Your come back is always about terminology. That is just pathetic. Murder and rape are not just legal definitions - they are words used in the English language to describe the killing or sexual assault of someone. If you cancel the word you do not cancel the action. How can you be so utterly blind???? Whether there are laws or not there will always be murder and rape.
It's impossible to have this sort of debate with someone who is so completely blinkered.
Before my epiphany about what law is (and isn’t), I thought as you do. I do understand your point, but you don’t get mine. Instead of trying to comprehend—you’re accusing me of being ‘blinkered’ and ‘utterly blind’.
The terminology of ‘rape’ and ‘murder’ is just semantics—BUT—ideas expressed by mere words form the core of ideals and for these two words in particular, society has granted itself the authority to imprison or even to kill (even when they sometimes have the wrong person). However, when you closely examine the principles UNDER the words, they don’t hold up as intrinsically true. In other words, the pedestal of law rests on a canted surface—the whole structure is askew.
Modifying the theory that justice rests on would mandate a change in the terminology, and the model that grows from those new words could comprise TRUE justice.
You keep bringing up the example of the korean kid who killed all those people at Virginia Tech, but I don't see how this new "system" you so passionately defend would have prevented this from happening. To me the simple explanation is that he was mentally sick.
Landslide, you said ‘you don’t see how (my passionately defended) system would’ve prevented—but you don’t understand or why this different justice would work. Perhaps, if you envisioned a different justice model, as I do, you would see why Virginia tech is an excellent example.
I’ll try to explain with a different model. Suppose you can’t read or write English, but you have a grudge against the government—and you have a paint can. You can express your discontent by spraying a wall of the nearest government building—you feel vindicated. But, what if you’re in a smaller town and there are no federal buildings to vent your frustration on? You could deface someone else’s wall—but is that an attack on the government? Remember that you don’t write English, so you can’t use the words ‘screw the man’ to direct your wrath where you want it to. (Are you still with me so far?) Hypothetically, your vandalism is thwarted, because you have no appropriate target.
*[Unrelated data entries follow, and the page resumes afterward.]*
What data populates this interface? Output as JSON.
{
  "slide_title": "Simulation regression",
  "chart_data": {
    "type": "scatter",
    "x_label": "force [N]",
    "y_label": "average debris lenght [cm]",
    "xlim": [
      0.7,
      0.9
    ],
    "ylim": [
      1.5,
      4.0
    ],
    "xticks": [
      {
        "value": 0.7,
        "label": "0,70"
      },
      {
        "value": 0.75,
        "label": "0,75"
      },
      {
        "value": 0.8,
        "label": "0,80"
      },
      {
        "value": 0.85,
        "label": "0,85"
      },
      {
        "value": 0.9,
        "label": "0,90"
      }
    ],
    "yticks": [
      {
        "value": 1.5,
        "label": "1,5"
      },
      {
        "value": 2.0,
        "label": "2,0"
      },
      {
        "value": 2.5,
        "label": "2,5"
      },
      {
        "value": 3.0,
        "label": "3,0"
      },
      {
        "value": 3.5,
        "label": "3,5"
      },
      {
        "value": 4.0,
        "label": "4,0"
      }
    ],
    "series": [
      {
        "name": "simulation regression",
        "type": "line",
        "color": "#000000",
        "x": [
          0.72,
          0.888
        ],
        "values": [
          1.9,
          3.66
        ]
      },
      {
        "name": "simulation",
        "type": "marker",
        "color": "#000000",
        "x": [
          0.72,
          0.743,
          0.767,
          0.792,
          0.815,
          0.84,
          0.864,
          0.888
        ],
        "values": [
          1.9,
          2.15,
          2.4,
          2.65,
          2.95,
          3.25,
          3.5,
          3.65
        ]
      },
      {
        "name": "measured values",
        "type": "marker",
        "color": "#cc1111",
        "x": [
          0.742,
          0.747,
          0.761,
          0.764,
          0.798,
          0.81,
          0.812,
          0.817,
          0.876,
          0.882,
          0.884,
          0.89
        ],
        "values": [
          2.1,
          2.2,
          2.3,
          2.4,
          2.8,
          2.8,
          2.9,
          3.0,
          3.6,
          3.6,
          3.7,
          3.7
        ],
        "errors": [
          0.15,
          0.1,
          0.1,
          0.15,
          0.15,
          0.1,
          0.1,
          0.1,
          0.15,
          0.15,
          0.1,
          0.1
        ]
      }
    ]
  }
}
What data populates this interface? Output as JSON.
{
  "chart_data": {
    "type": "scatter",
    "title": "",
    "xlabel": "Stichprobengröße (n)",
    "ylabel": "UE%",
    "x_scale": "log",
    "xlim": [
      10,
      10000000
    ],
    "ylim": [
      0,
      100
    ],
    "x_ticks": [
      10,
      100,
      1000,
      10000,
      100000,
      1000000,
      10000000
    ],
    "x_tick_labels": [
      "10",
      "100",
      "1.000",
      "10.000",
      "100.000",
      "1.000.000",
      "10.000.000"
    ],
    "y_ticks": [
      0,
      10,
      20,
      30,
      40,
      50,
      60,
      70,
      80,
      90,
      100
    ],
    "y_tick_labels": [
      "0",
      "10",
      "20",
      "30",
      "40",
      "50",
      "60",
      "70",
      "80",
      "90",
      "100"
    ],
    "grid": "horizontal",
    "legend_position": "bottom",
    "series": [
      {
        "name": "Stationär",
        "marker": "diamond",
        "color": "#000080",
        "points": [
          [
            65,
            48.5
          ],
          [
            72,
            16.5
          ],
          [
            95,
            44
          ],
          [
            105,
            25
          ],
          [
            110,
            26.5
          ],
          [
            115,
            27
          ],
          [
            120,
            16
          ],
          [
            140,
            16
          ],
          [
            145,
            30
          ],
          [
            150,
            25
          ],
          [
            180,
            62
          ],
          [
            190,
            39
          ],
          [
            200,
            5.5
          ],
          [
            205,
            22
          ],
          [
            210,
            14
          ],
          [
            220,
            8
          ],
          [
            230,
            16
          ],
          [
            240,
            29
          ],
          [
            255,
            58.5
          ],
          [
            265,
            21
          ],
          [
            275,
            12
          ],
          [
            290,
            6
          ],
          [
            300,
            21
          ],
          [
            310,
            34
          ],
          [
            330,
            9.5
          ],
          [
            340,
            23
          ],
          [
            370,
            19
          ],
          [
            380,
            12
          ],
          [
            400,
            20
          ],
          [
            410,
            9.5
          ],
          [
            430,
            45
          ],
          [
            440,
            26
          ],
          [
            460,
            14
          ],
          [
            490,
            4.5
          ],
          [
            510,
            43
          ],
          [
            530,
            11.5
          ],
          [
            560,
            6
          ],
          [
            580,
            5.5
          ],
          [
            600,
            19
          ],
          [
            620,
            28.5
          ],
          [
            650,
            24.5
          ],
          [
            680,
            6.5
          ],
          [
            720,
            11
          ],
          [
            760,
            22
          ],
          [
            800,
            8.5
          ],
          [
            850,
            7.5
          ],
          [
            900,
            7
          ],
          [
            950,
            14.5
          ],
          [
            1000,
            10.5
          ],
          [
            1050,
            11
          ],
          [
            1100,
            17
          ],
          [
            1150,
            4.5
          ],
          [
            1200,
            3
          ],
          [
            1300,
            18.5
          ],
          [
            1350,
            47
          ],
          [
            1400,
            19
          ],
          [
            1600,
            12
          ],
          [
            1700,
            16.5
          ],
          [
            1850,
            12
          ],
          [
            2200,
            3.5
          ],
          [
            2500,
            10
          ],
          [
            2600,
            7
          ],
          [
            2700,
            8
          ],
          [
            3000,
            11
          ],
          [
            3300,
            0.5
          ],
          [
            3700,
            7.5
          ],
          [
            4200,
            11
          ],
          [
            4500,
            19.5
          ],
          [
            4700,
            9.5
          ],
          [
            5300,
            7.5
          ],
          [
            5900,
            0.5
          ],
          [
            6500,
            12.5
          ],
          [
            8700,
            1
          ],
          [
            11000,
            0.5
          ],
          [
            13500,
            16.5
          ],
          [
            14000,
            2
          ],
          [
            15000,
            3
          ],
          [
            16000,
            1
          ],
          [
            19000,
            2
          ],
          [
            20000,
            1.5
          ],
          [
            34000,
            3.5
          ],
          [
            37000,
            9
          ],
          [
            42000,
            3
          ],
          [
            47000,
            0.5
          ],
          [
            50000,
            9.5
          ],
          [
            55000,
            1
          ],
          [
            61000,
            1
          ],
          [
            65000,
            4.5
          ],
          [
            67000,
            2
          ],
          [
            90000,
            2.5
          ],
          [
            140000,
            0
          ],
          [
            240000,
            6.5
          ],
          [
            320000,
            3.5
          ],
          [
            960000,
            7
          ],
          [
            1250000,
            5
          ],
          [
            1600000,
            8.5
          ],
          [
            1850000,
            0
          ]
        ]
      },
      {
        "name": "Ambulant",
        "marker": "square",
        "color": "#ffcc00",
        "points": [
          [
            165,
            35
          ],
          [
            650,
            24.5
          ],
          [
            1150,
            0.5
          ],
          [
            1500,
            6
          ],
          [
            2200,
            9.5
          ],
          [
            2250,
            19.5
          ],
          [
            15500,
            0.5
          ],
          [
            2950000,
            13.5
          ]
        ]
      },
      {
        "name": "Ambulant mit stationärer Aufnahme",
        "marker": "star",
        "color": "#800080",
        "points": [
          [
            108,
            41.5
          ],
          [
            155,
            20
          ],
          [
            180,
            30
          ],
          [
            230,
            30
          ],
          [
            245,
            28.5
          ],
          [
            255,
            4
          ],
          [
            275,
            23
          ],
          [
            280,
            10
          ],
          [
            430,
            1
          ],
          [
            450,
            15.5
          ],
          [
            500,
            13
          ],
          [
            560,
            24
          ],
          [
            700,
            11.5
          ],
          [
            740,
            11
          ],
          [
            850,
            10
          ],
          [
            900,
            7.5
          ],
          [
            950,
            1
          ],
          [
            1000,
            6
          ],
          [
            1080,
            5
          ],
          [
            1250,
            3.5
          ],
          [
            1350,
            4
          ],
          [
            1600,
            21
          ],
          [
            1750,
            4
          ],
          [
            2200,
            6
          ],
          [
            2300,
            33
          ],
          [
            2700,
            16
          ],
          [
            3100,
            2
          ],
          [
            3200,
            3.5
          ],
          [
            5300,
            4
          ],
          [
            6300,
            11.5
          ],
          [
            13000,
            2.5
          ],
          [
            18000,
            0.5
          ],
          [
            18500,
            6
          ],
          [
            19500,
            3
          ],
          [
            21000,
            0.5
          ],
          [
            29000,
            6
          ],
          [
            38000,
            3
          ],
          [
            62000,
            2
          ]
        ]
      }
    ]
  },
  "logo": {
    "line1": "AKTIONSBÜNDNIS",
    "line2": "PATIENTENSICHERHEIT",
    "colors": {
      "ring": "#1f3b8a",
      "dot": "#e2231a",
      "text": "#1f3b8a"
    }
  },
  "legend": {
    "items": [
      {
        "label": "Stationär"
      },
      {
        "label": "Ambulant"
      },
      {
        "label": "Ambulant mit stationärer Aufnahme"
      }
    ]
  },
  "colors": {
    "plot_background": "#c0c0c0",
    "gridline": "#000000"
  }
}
Here is where the law steps in to assist your criminal intent. The government passed a law making “vandalism” illegal AND the law took the crime onto itself. The action of defacing property is AGAINST the law—it’s not AGAINST the property owner anymore. So, you as a disgruntled person are enabled to make your anti-government statement by spray-painting ANY wall, with ANY illegible mark, and it’s still an attack directly on the law.
Compare this to Virginia Tech. The individual is sick and he wants to make a statement AGAINST the society he felt shunned by. He can express his anger DIRECTLY against the system by attacking the ‘rule-of-law’s’ prohibition. I suggest that he didn’t set out to specifically kill people: he had no animosity against those individuals. His intent was to break the law AGAINST murder—and people paid the price. Just as the property owner suffered the damage in my previous example.
This suggests that the law is NOT actually protecting people (as you wish and presume that it is). The law itself is causing, or at least facilitating, some crime. IF, (and this seems to be the big hurdle), you can envision how this logic has some merit, THEN, your mind may go on to explore how a justice system CAN protect people and be made much better—without upsetting the whole applecart in the process.